Established in 1949, the Liebherr Group first made its name with mobile, easy-to-assemble and affordable tower cranes. Today, however, the company has a group turnover of nearly 7m Euros (approx $9m), a workforce of over 32,000 and is one of the leading names in the construction machinery business.
Liebherr first became involved in the container crane market in 1967 when it opened a production facility in Ireland. The facility initially produced small ship-to-shore cranes up to Panamax class (a size limit for ships travelling through the Panama Canal) for the UK and Irish markets, as well as rail mounted cranes with load capacities in the 30t to 35t range for local railways.
Operations have since gone global and Liebherr container cranes are now found in 90 ports in over 40 countries worldwide. The production facility – still based in Ireland – now produces cranes capable of handling small feeder vessels right up to the colossal Megamax sized container vessels. Lifting capacities vary from 40t up to a staggering 120t.
To find out more we spoke to Liebherr Container Cranes manager of sales and marketing Gerry Bunyan
Alex Hawkes: As container vessels have continued to grow in size and capacity, how have container crane manufacturers such as Liebherr had to rise to the new challenges of the shipping industry?
Gerry Bunyan: Ship-to-shore cranes are continuing to increase in size, which also brings improvements to speeds and load capacities.
This trend also impacts on the demand for backup equipment such as rail mounted gantries (RMG), rubber tyred gantries (RTG) and straddle carriers.
With continued investment in research and development combined with ongoing improvements to our production facilities, which includes the installation of a new state-of-the-art computer-aided design and computer-aided manufacturing (CAD/CAM) plant, we have continued to stay ahead of the latest trends and demands of the industry.

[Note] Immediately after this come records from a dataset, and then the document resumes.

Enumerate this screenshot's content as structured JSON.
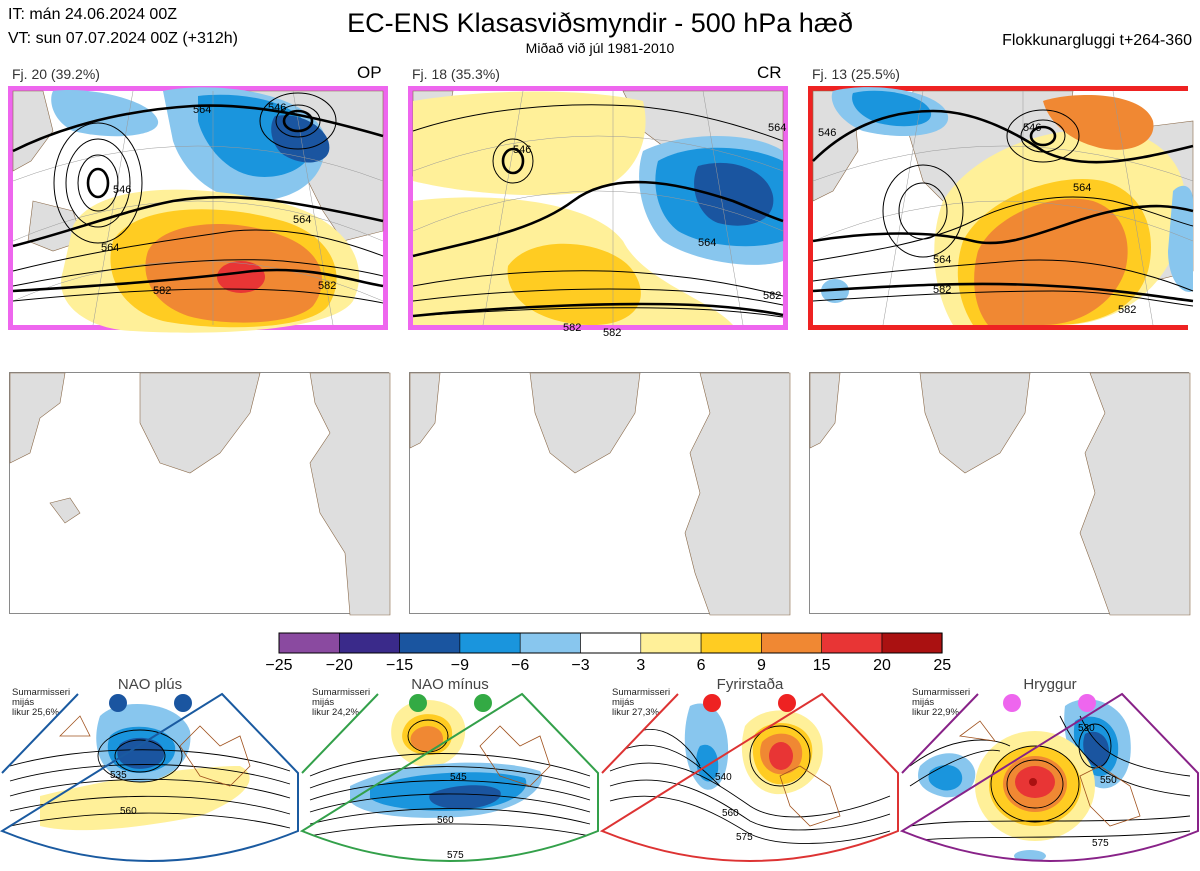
{
  "header": {
    "it_line": "IT: mán 24.06.2024 00Z",
    "vt_line": "VT: sun 07.07.2024 00Z  (+312h)",
    "title": "EC-ENS Klasasviðsmyndir - 500 hPa hæð",
    "subtitle": "Miðað við júl 1981-2010",
    "window": "Flokkunargluggi t+264-360"
  },
  "clusters": [
    {
      "label": "Fj. 20 (39.2%)",
      "tag": "OP",
      "border_color": "#ee66ee",
      "contour_labels": [
        "564",
        "546",
        "564",
        "546",
        "564",
        "582",
        "582"
      ]
    },
    {
      "label": "Fj. 18 (35.3%)",
      "tag": "CR",
      "border_color": "#ee66ee",
      "contour_labels": [
        "546",
        "564",
        "564",
        "582",
        "582",
        "582"
      ]
    },
    {
      "label": "Fj. 13 (25.5%)",
      "tag": "",
      "border_color": "#ee2222",
      "contour_labels": [
        "546",
        "546",
        "564",
        "564",
        "582",
        "582"
      ]
    }
  ],
  "colorbar": {
    "ticks": [
      "−25",
      "−20",
      "−15",
      "−9",
      "−6",
      "−3",
      "3",
      "6",
      "9",
      "15",
      "20",
      "25"
    ],
    "colors": [
      "#8a4aa0",
      "#3a2a8a",
      "#1a55a0",
      "#1a95dd",
      "#88c6ee",
      "#ffffff",
      "#fff099",
      "#ffcc22",
      "#f08833",
      "#e83535",
      "#aa1111"
    ]
  },
  "regimes": [
    {
      "name": "NAO plús",
      "note": [
        "Sumarmisseri",
        "mijás",
        "likur 25,6%"
      ],
      "border_color": "#1a5aa0",
      "dot_color": "#1a55a0",
      "contours": [
        "535",
        "560"
      ]
    },
    {
      "name": "NAO mínus",
      "note": [
        "Sumarmisseri",
        "mijás",
        "likur 24,2%"
      ],
      "border_color": "#33a04a",
      "dot_color": "#33aa44",
      "contours": [
        "545",
        "560",
        "575"
      ]
    },
    {
      "name": "Fyrirstaða",
      "note": [
        "Sumarmisseri",
        "mijás",
        "likur 27,3%"
      ],
      "border_color": "#dd3333",
      "dot_color": "#ee2222",
      "contours": [
        "540",
        "560",
        "575"
      ]
    },
    {
      "name": "Hryggur",
      "note": [
        "Sumarmisseri",
        "mijás",
        "likur 22,9%"
      ],
      "border_color": "#882288",
      "dot_color": "#ee66ee",
      "contours": [
        "530",
        "550",
        "575"
      ]
    }
  ]
}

AH: How are Liebherr’s container crane designed to complement the individual requirements of port operations worldwide?
GB: Ship-to-shore cranes are custom built products as crane design has to meet individual client technical requirements, specific standards and climatic conditions. Crane dimensions are always project specific. The most popular crane size in the present market is our Super Post Panamax Model which can handle up to 18 container wide vessels.
Liebherr cranes have a number of unique design features, including our specially designed main beam and boom structures and a built drive system specifically developed for the container handling industry. This system features all the advanced technology required for today’s market and its high performance and reliability is internationally renowned in the port sector.
AH: What regions in particular are currently driving the container crane market and where are Liebherr container cranes most prominently found?
GB: The Middle East, South America and Europe continue to be the areas of greatest demand for our products. Liebherr has container handling gantry cranes in operation in more than 90 Ports in over 40 countries.
Specific ports which currently use our cranes include the Port of Khor Fakkan in the UAE, Port of Jeddah in Saudi Arabia, Port of Buenos Aires in Argentina, Port of Montreal and Port of Halifax in Canada, Port of Koper in Slovenia and Port of New York in the US.
We also have four ports in the UK which use our cranes, including Liverpool, Felixtowe, Tilbury and Southampton.
Our container cranes are manufactured in Killarney, Ireland, which also produces other cranes models such as rail mounted ship to shore, rail mounted gantry stacking cranes, rubber tyre gantry cranes and straddle carriers.
AH: How does Liebherr feel that’s its new generation of container cranes are starting to change the face of the shipping industry?
GB: One of the most important recent developments in crane design is the introduction of the Tandem Lift Megamax size Container Cranes, which allows for the simultaneous handling of two 40ft/45ft containers with a capacity of 80t under lifting equipment. Four of these cranes have been installed in the Port of Khor Fakkan in the UAE as part of a 16 strong Liebherr crane fleet there.
Unlike a number of its competitors, Liebherr manufactures its own electrical controls and driver systems – which it offers in both AC and DC power. This has allowed us to constantly incorporate new safety, functionality and operator comfort features into our machinery.
AH: And finally, where does Liebherr see the future for container cranes and will market demand continue to demand greater size and capacity?
GB: Port operations worldwide will only continue to grow and new markets are appearing all the time, which will ensure an ever increasing demand for containers and in turn cranes to handle them.
Liebherr is confident that the demand for high quality European built products will continue particularly in the port sector, where reliability of performance and longevity – the usual lifetime of a container crane is roughly 30 years – is the expected standard.